Prolonged postoperative erythema was more common in younger patients and women and after repair of nasal or cheek defects. Younger patients may have greater cosmetic expectations, and estrogen may contribute to the development of telangiectasias. Finally, these patients may have had nascent telangiectasias of the midface,[9] which became more apparent after surgery in these areas. A period of watchful waiting (up to 8 to 12 weeks) is reasonable, as spontaneous regression may occur (seen in 73% of our cases), but laser treatment may be necessary.



This study presents a snapshot of results of Mohs defect repairs in a typical facial plastic surgery practice and establishes a reasonable baseline of results. Local flaps and skin grafts are hardy, reliable repair methods. The majority of patients require no postoperative intervention to optimize cosmetic results. Postoperative management of flap repair has traditionally included prolonged observation or scar and flap “flattening” and resolution of scar erythema. However, many patients are unwilling to wait 12 to 18 months for resolution and request early intervention. Even with fairly liberal indications for treatment, less than 15% of these patients will require intralesional corticosteroid injections and less than 4% will require laser treatment of scar erythema or scar excisional techniques.

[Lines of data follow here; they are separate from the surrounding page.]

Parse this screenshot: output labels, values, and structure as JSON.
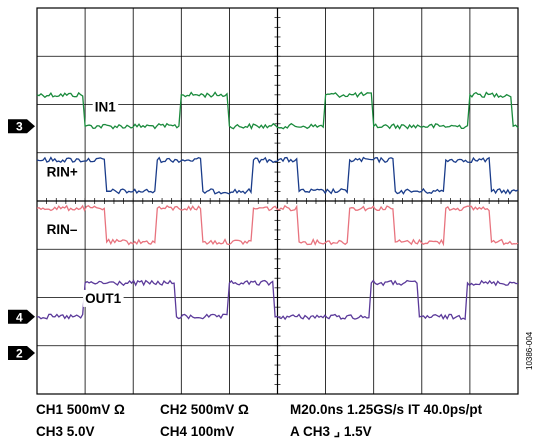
{
  "chart_data": {
    "type": "line",
    "title": "",
    "xlabel": "",
    "ylabel": "",
    "grid": true,
    "grid_divisions": {
      "x": 10,
      "y": 8
    },
    "xlim": [
      0,
      10
    ],
    "ylim": [
      0,
      8
    ],
    "series": [
      {
        "name": "IN1",
        "color": "#1a8a3c",
        "x": [
          0,
          0.95,
          1.0,
          2.95,
          3.0,
          3.95,
          4.0,
          5.95,
          6.0,
          6.95,
          7.0,
          8.95,
          9.0,
          9.85,
          9.9,
          10.0
        ],
        "y": [
          6.2,
          6.2,
          5.55,
          5.55,
          6.2,
          6.2,
          5.55,
          5.55,
          6.2,
          6.2,
          5.55,
          5.55,
          6.2,
          6.2,
          5.55,
          5.55
        ]
      },
      {
        "name": "RIN+",
        "color": "#1a3c8a",
        "x": [
          0,
          1.4,
          1.45,
          2.45,
          2.5,
          3.4,
          3.45,
          4.45,
          4.5,
          5.4,
          5.45,
          6.45,
          6.5,
          7.4,
          7.45,
          8.45,
          8.5,
          9.4,
          9.45,
          10.0
        ],
        "y": [
          4.85,
          4.85,
          4.2,
          4.2,
          4.85,
          4.85,
          4.2,
          4.2,
          4.85,
          4.85,
          4.2,
          4.2,
          4.85,
          4.85,
          4.2,
          4.2,
          4.85,
          4.85,
          4.2,
          4.2
        ]
      },
      {
        "name": "RIN–",
        "color": "#e8737e",
        "x": [
          0,
          1.4,
          1.45,
          2.45,
          2.5,
          3.4,
          3.45,
          4.45,
          4.5,
          5.4,
          5.45,
          6.45,
          6.5,
          7.4,
          7.45,
          8.45,
          8.5,
          9.4,
          9.45,
          10.0
        ],
        "y": [
          3.85,
          3.85,
          3.15,
          3.15,
          3.85,
          3.85,
          3.15,
          3.15,
          3.85,
          3.85,
          3.15,
          3.15,
          3.85,
          3.85,
          3.15,
          3.15,
          3.85,
          3.85,
          3.15,
          3.15
        ]
      },
      {
        "name": "OUT1",
        "color": "#5b3a9a",
        "x": [
          0,
          0.95,
          1.0,
          2.85,
          2.9,
          3.95,
          4.0,
          4.9,
          4.95,
          6.9,
          6.95,
          7.9,
          7.95,
          8.9,
          8.95,
          10.0
        ],
        "y": [
          1.6,
          1.6,
          2.3,
          2.3,
          1.6,
          1.6,
          2.3,
          2.3,
          1.6,
          1.6,
          2.3,
          2.3,
          1.6,
          1.6,
          2.3,
          2.3
        ]
      }
    ],
    "markers": [
      {
        "label": "3",
        "level": 5.55
      },
      {
        "label": "4",
        "level": 1.6
      },
      {
        "label": "2",
        "level": 0.85
      }
    ]
  },
  "settings": {
    "ch1": "CH1  500mV Ω",
    "ch2": "CH2  500mV Ω",
    "timebase": "M20.0ns  1.25GS/s  IT 40.0ps/pt",
    "ch3": "CH3  5.0V",
    "ch4": "CH4  100mV",
    "trigger": "A  CH3  ⌟ 1.5V"
  },
  "figure_id": "10386-004",
  "colors": {
    "grid": "#000000",
    "background": "#ffffff",
    "marker_bg": "#000000",
    "marker_fg": "#ffffff"
  }
}
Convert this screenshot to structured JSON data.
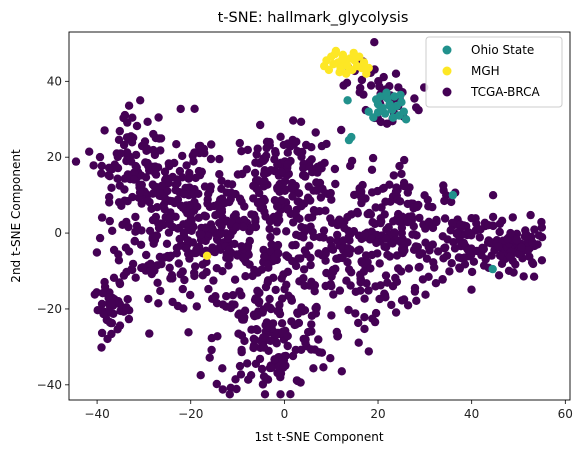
{
  "chart_data": {
    "type": "scatter",
    "title": "t-SNE: hallmark_glycolysis",
    "xlabel": "1st t-SNE Component",
    "ylabel": "2nd t-SNE Component",
    "xlim": [
      -46,
      61
    ],
    "ylim": [
      -44,
      53
    ],
    "xticks": [
      -40,
      -20,
      0,
      20,
      40,
      60
    ],
    "yticks": [
      -40,
      -20,
      0,
      20,
      40
    ],
    "tick_labels_x": [
      "−40",
      "−20",
      "0",
      "20",
      "40",
      "60"
    ],
    "tick_labels_y": [
      "−40",
      "−20",
      "0",
      "20",
      "40"
    ],
    "grid": false,
    "legend_position": "top-right",
    "series": [
      {
        "name": "Ohio State",
        "color": "#21918c",
        "points": [
          [
            13.5,
            35.0
          ],
          [
            13.8,
            24.5
          ],
          [
            14.3,
            25.3
          ],
          [
            18.0,
            32.0
          ],
          [
            19.0,
            30.5
          ],
          [
            20.0,
            34.0
          ],
          [
            20.5,
            36.0
          ],
          [
            21.0,
            33.0
          ],
          [
            21.5,
            31.5
          ],
          [
            22.0,
            35.5
          ],
          [
            22.5,
            34.0
          ],
          [
            23.0,
            32.5
          ],
          [
            23.5,
            36.0
          ],
          [
            24.0,
            33.5
          ],
          [
            24.5,
            31.0
          ],
          [
            25.0,
            34.5
          ],
          [
            25.5,
            32.0
          ],
          [
            26.0,
            30.0
          ],
          [
            20.0,
            31.8
          ],
          [
            21.8,
            37.0
          ],
          [
            23.2,
            30.4
          ],
          [
            24.8,
            36.4
          ],
          [
            19.6,
            35.2
          ],
          [
            22.7,
            33.3
          ],
          [
            20.7,
            32.7
          ],
          [
            36.0,
            10.0
          ],
          [
            44.5,
            -9.5
          ]
        ]
      },
      {
        "name": "MGH",
        "color": "#fde725",
        "points": [
          [
            8.5,
            44.0
          ],
          [
            9.0,
            45.5
          ],
          [
            9.5,
            43.0
          ],
          [
            10.0,
            46.5
          ],
          [
            10.5,
            44.5
          ],
          [
            11.0,
            48.0
          ],
          [
            11.5,
            45.0
          ],
          [
            12.0,
            43.5
          ],
          [
            12.5,
            47.0
          ],
          [
            13.0,
            45.0
          ],
          [
            13.5,
            44.0
          ],
          [
            14.0,
            46.0
          ],
          [
            14.5,
            43.0
          ],
          [
            15.0,
            45.5
          ],
          [
            15.5,
            44.0
          ],
          [
            16.0,
            46.5
          ],
          [
            16.5,
            43.5
          ],
          [
            17.0,
            45.0
          ],
          [
            17.5,
            42.0
          ],
          [
            18.0,
            43.5
          ],
          [
            11.8,
            42.4
          ],
          [
            13.2,
            42.0
          ],
          [
            10.8,
            47.2
          ],
          [
            12.4,
            45.9
          ],
          [
            14.8,
            47.5
          ],
          [
            -16.5,
            -6.0
          ]
        ]
      },
      {
        "name": "TCGA-BRCA",
        "color": "#440154",
        "clusters": [
          {
            "cx": -27,
            "cy": 5,
            "sx": 6,
            "sy": 12,
            "n": 200
          },
          {
            "cx": -33,
            "cy": 20,
            "sx": 3,
            "sy": 6,
            "n": 60
          },
          {
            "cx": -37,
            "cy": -20,
            "sx": 2,
            "sy": 3,
            "n": 40
          },
          {
            "cx": -17,
            "cy": 0,
            "sx": 5,
            "sy": 10,
            "n": 120
          },
          {
            "cx": 0,
            "cy": 15,
            "sx": 6,
            "sy": 6,
            "n": 160
          },
          {
            "cx": -3,
            "cy": -28,
            "sx": 6,
            "sy": 8,
            "n": 160
          },
          {
            "cx": -5,
            "cy": -5,
            "sx": 8,
            "sy": 8,
            "n": 150
          },
          {
            "cx": 15,
            "cy": -5,
            "sx": 6,
            "sy": 10,
            "n": 130
          },
          {
            "cx": 27,
            "cy": 0,
            "sx": 6,
            "sy": 8,
            "n": 150
          },
          {
            "cx": 40,
            "cy": -3,
            "sx": 4,
            "sy": 5,
            "n": 70
          },
          {
            "cx": 50,
            "cy": -4,
            "sx": 3,
            "sy": 3,
            "n": 80
          },
          {
            "cx": 18,
            "cy": 40,
            "sx": 4,
            "sy": 4,
            "n": 25
          },
          {
            "cx": 23,
            "cy": 33,
            "sx": 2.5,
            "sy": 3,
            "n": 25
          }
        ]
      }
    ]
  }
}
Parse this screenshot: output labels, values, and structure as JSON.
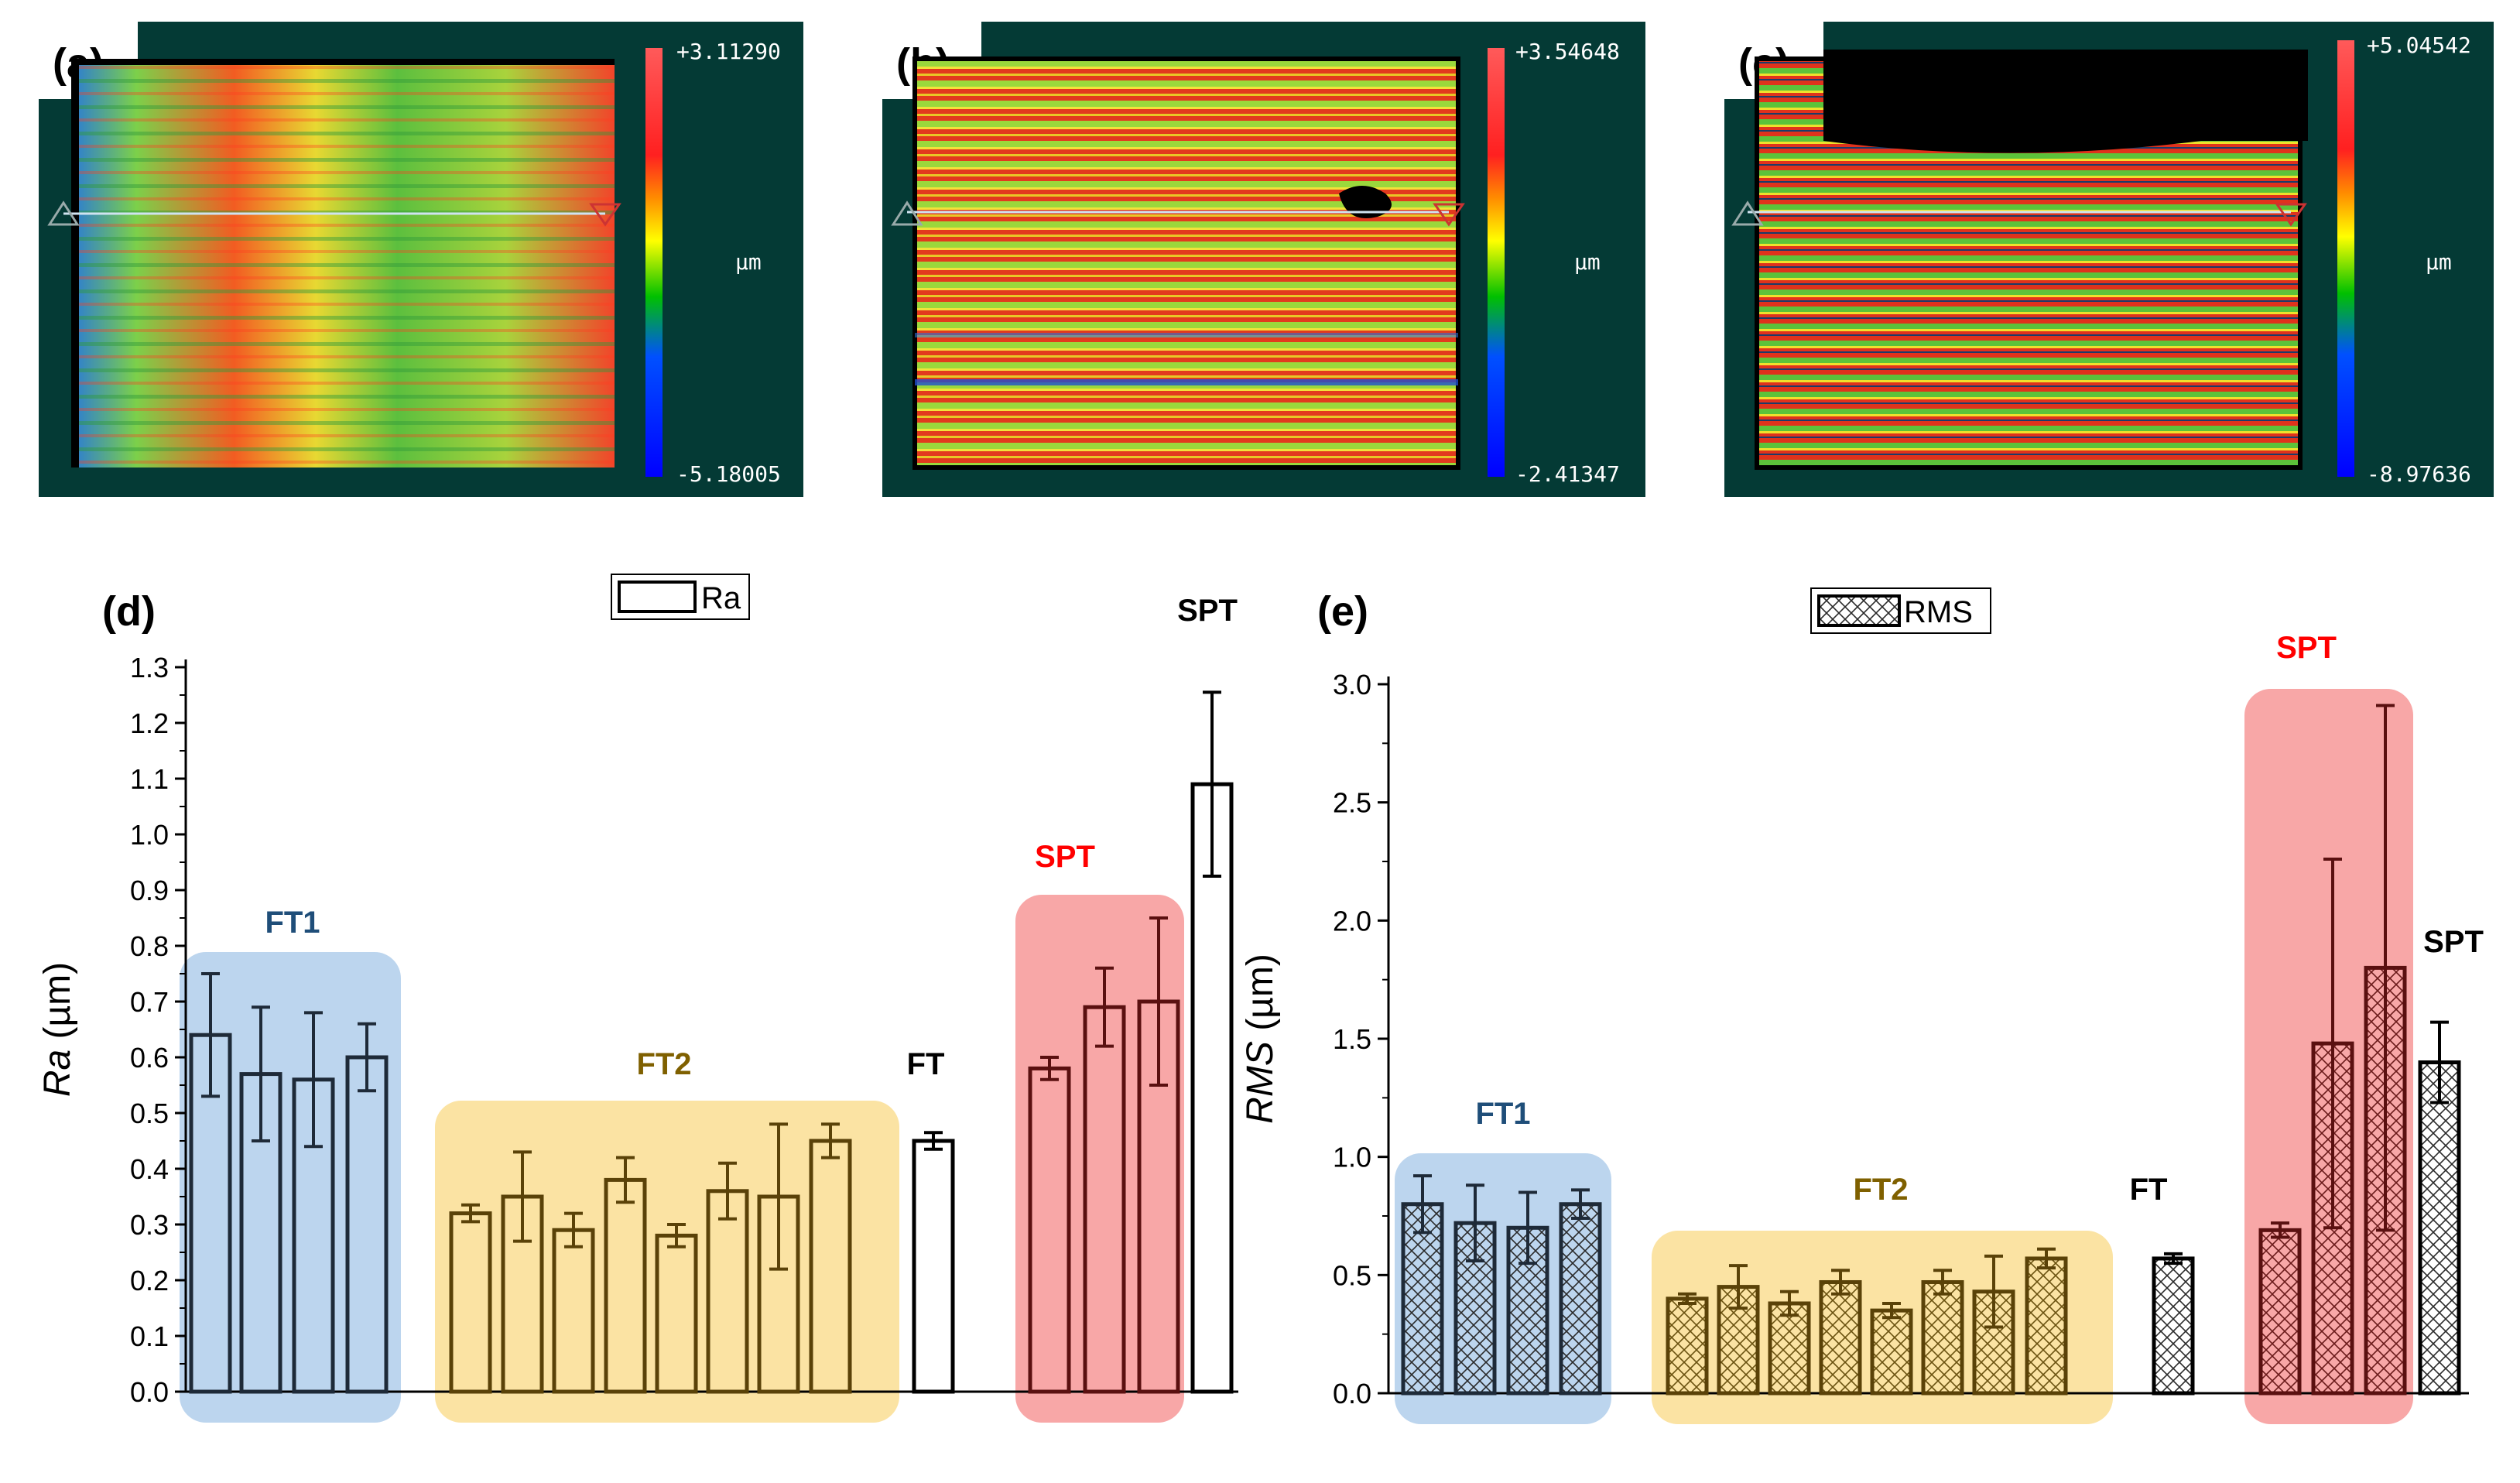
{
  "panels": {
    "a": {
      "label": "(a)",
      "cb_max": "+3.11290",
      "cb_min": "-5.18005",
      "cb_unit": "µm"
    },
    "b": {
      "label": "(b)",
      "cb_max": "+3.54648",
      "cb_min": "-2.41347",
      "cb_unit": "µm"
    },
    "c": {
      "label": "(c)",
      "cb_max": "+5.04542",
      "cb_min": "-8.97636",
      "cb_unit": "µm"
    },
    "d": {
      "label": "(d)"
    },
    "e": {
      "label": "(e)"
    }
  },
  "colors": {
    "map_bg": "#043a35",
    "ft1_box": "#bcd5ee",
    "ft2_box": "#fbe3a3",
    "spt_box": "#f8a7a7",
    "ft1_text": "#1f4e79",
    "ft2_text": "#7f6000",
    "spt_red_text": "#ff0000",
    "bar_dark": "#1e1e1e"
  },
  "chart_data": [
    {
      "type": "bar",
      "panel": "(d)",
      "ylabel_italic": "Ra",
      "ylabel_unit": " (µm)",
      "legend": "Ra",
      "ylim": [
        0,
        1.3
      ],
      "yticks": [
        "0.0",
        "0.1",
        "0.2",
        "0.3",
        "0.4",
        "0.5",
        "0.6",
        "0.7",
        "0.8",
        "0.9",
        "1.0",
        "1.1",
        "1.2",
        "1.3"
      ],
      "groups": [
        {
          "label": "FT1",
          "values": [
            0.64,
            0.57,
            0.56,
            0.6
          ],
          "errors": [
            0.11,
            0.12,
            0.12,
            0.06
          ]
        },
        {
          "label": "FT2",
          "values": [
            0.32,
            0.35,
            0.29,
            0.38,
            0.28,
            0.36,
            0.35,
            0.45
          ],
          "errors": [
            0.015,
            0.08,
            0.03,
            0.04,
            0.02,
            0.05,
            0.13,
            0.03
          ]
        },
        {
          "label": "FT",
          "values": [
            0.45
          ],
          "errors": [
            0.015
          ]
        },
        {
          "label": "SPT",
          "values": [
            0.58,
            0.69,
            0.7
          ],
          "errors": [
            0.02,
            0.07,
            0.15
          ]
        },
        {
          "label": "SPT",
          "values": [
            1.09
          ],
          "errors": [
            0.165
          ]
        }
      ]
    },
    {
      "type": "bar",
      "panel": "(e)",
      "ylabel_italic": "RMS",
      "ylabel_unit": " (µm)",
      "legend": "RMS",
      "ylim": [
        0,
        3.0
      ],
      "yticks": [
        "0.0",
        "0.5",
        "1.0",
        "1.5",
        "2.0",
        "2.5",
        "3.0"
      ],
      "groups": [
        {
          "label": "FT1",
          "values": [
            0.8,
            0.72,
            0.7,
            0.8
          ],
          "errors": [
            0.12,
            0.16,
            0.15,
            0.06
          ]
        },
        {
          "label": "FT2",
          "values": [
            0.4,
            0.45,
            0.38,
            0.47,
            0.35,
            0.47,
            0.43,
            0.57
          ],
          "errors": [
            0.02,
            0.09,
            0.05,
            0.05,
            0.03,
            0.05,
            0.15,
            0.04
          ]
        },
        {
          "label": "FT",
          "values": [
            0.57
          ],
          "errors": [
            0.02
          ]
        },
        {
          "label": "SPT",
          "values": [
            0.69,
            1.48,
            1.8
          ],
          "errors": [
            0.03,
            0.78,
            1.11
          ]
        },
        {
          "label": "SPT",
          "values": [
            1.4
          ],
          "errors": [
            0.17
          ]
        }
      ]
    }
  ]
}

Using this type of outcomes analysis, each surgeon can assess strengths and weaknesses of his or her technique. Important changes in surgical decisions and techniques can be suggested by the results of such an analysis. In the current study, wider undermining and a greater anticipation of corticosteroid injections when transposition flaps are used for repair may lead to a lower rate of pincushioning. From the data in this study, patients with defects of the nose or lip can be told they are more likely to require corticosteroid injections postoperatively, and upper lip and nasal alar defects may be better treated with advancement or rotation flaps than with transposition flaps (whenever possible), to reduce the risk of pincushioning.

The data in this report detail one surgeon's experience over a 10-year period. To our knowledge, this is the first report of its kind in describing the incidence of various adverse events after repair of facial Mohs defects. Additional studies such as this one will help establish a broader baseline of Mohs defect repair results.


Zoom Image
Figure 1 (A) Mohs defect of the chin repaired with a rotation flap. (B) Persistent pincushioning 4 months postoperatively at the right inferior portion of the flap (arrowheads). (C) Appearance after two intralesional triamcinolone acetate (10 mg/mL) injections (6 weeks after the first injection).
Zoom Image
Figure 2 (A) Mohs defect of the nasal ala repaired with a rotation flap. (B) Erythema of the scar persisted along the vertical portion of the scar (arrow) for more than 3 months. (C) Appearance after two treatments with a 1064-nm Nd-YAG laser.